DB15 | ToolHead | Arduino/Ramps | IN/OUT | Signal Name | Description |
---|---|---|---|---|---|
1 | Laser | D11 | OUT | SEL1 | SEL1 and SEL2 turn on/off one of the three laser diodes (UV, Red and IR) |
2 | Laser | D5 | OUT | Lens servo | PWM signal for moving the focus lens. |
3 | Laser | D6 | OUT | Laser power | PWM signal for controlling the laser diode current (and power) |
4 | Laser | D4 | OUT | SEL2 | SEL1 and SEL2 turn on/off one of the three laser diodes (UV, Red and IR) |
5 | 3D Printer/Paste Dispenser | E0-1A | OUT | Stepper 1A | Stepper motor coil 1-A. |
6 | 3D Printer/Paste Dispenser | E0-2B | OUT | Stepper 2B | Stepper motor coil 2-B. |
7 | 3D Printer/Paste Dispenser | E0-1B | OUT | Stepper 1B | Stepper motor coil 1-B. |
8 | 3D Printer/Paste Dispenser | E0-2A | OUT | Stepper 2A | Stepper motor coil 2-A. |
9 | 3D Printer | D10 | OUT | Heater | Hot-end heater. |
10 | 3D Printer | D10 | OUT | Heater | Hot-end heater. |
11 | Laser | N/A | N/A | +5V | Direct +5V from PSU. |
12 | 3D Printer | T0 | IN | Thermistance | Hot-end thermistance. |
13 | 3D Printer | T0 | IN | Thermistance | Hot-end thermistance. |
14 | Laser | GND | N/A | GND | Pickup Driver Analog GND (FE cable shield) |
15 | Laser | A3 | IN | FE | Focus Error signal line. |
DB15 Shield | Laser | N/A | N/A | GND1 | Pickup Driver digital GND (direct from PSU) |
Now we are going to install the connector.
Take the male DB15 connector and the DB15 Cover part.
Check that the connector fits well into the cover part and use a cutter to go over the plastic and adapt it till the connector fits properly.
Using the soldering iron, install two M3 nuts in their traps (see next picture). We will use them later to bolt there the connector.
Put the cover on the top triangle and insert the wires through it. Don't bolt it yet.
Cut 10cm of black wire for connecting the DB15 GND shield to the framework. Solder a ring crimp connector on one side of the wire (or make a ring with the own wire) and pass it through the wiring hole. The ring connector is at the bottom side.

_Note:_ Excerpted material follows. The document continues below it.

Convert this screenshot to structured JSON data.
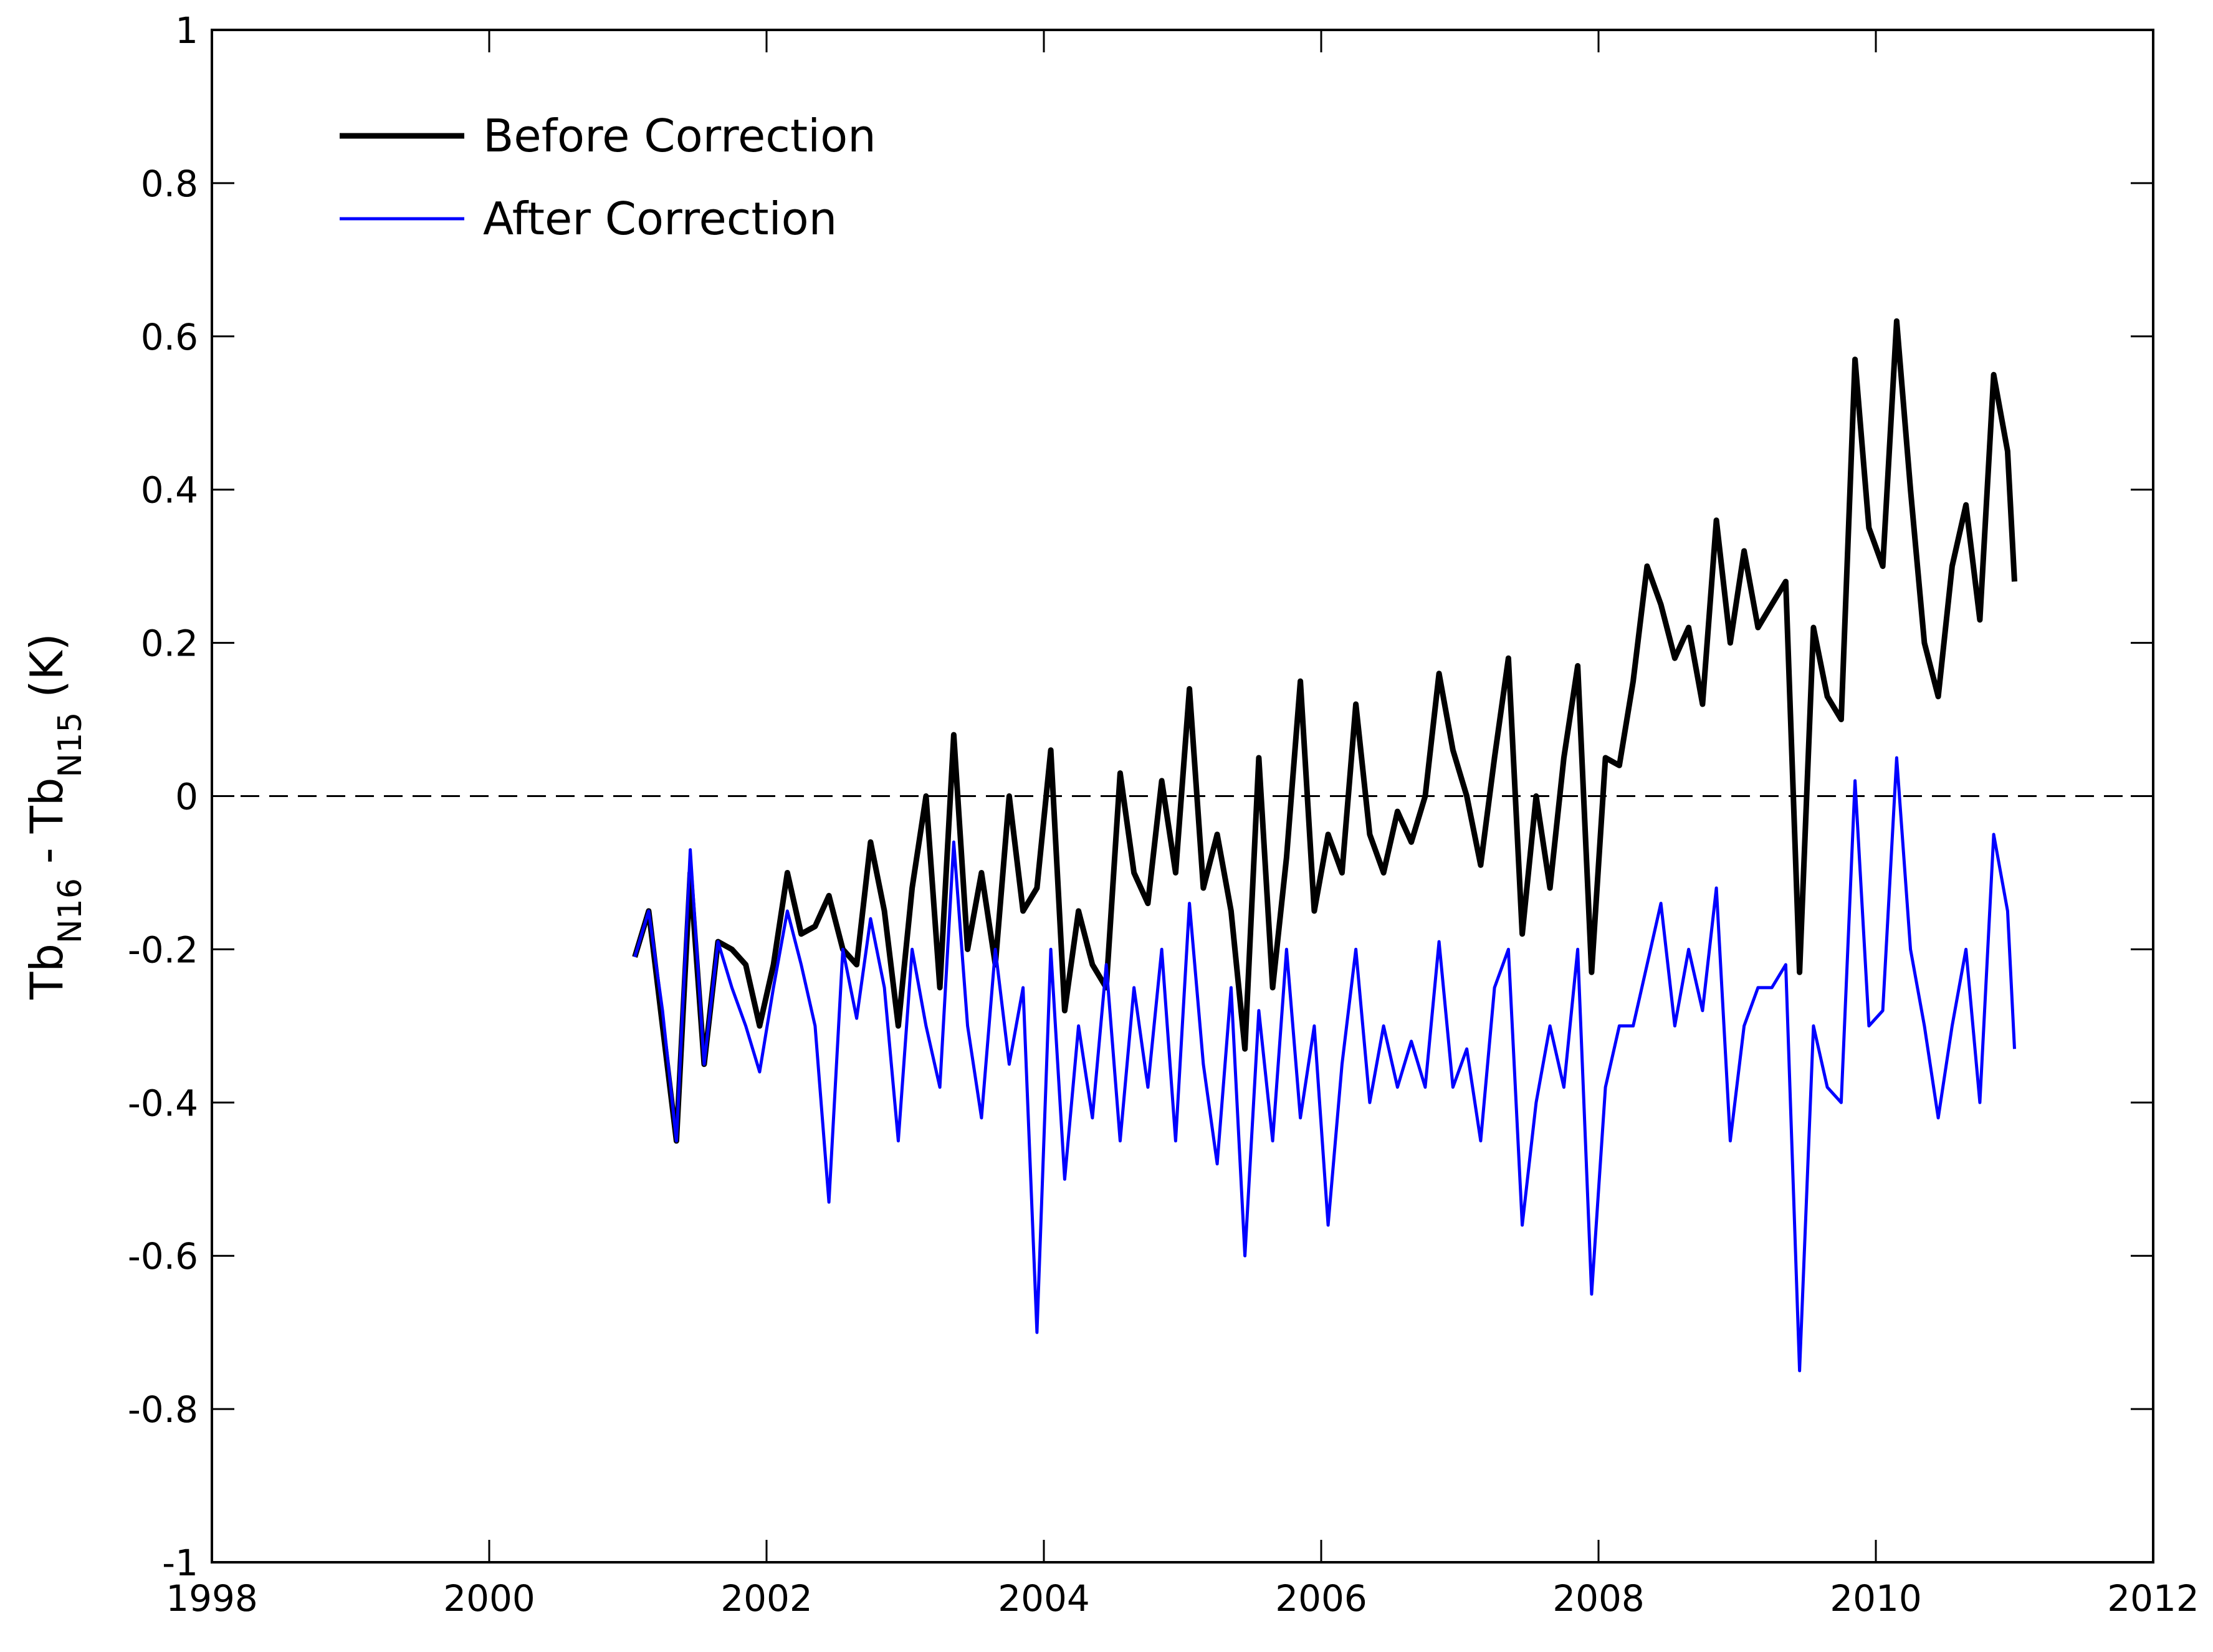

Cut approx. 30cm of red wire and solder a ring to it. Insert it through the wiring hole. This will be the auto-levelling wire. Solder the crocodile clamp on the other side.
Solder the black cable to the DB15 shield. Solder also the rest of wires to the pins except the auto-levelling red wire. Use heat shrink to insulate the connections.
Using two M3x8mm screws, attach the DB15 connector to the cover, and using two M3x10mm screws and two nuts, install the DB15 cover on the triangle. Before screwing one of the nuts, insert the rings of the GND and auto-levelling wires on the bolt. Then insert a washer and then the nut. Tighten both screws and nuts.
The framework is almost assembled, and looks like the following pictures:
Finally using three M3x16mm bolts and nyloc nuts install the ToolHead Retainer knobs.
In next chapter you will install the electronics.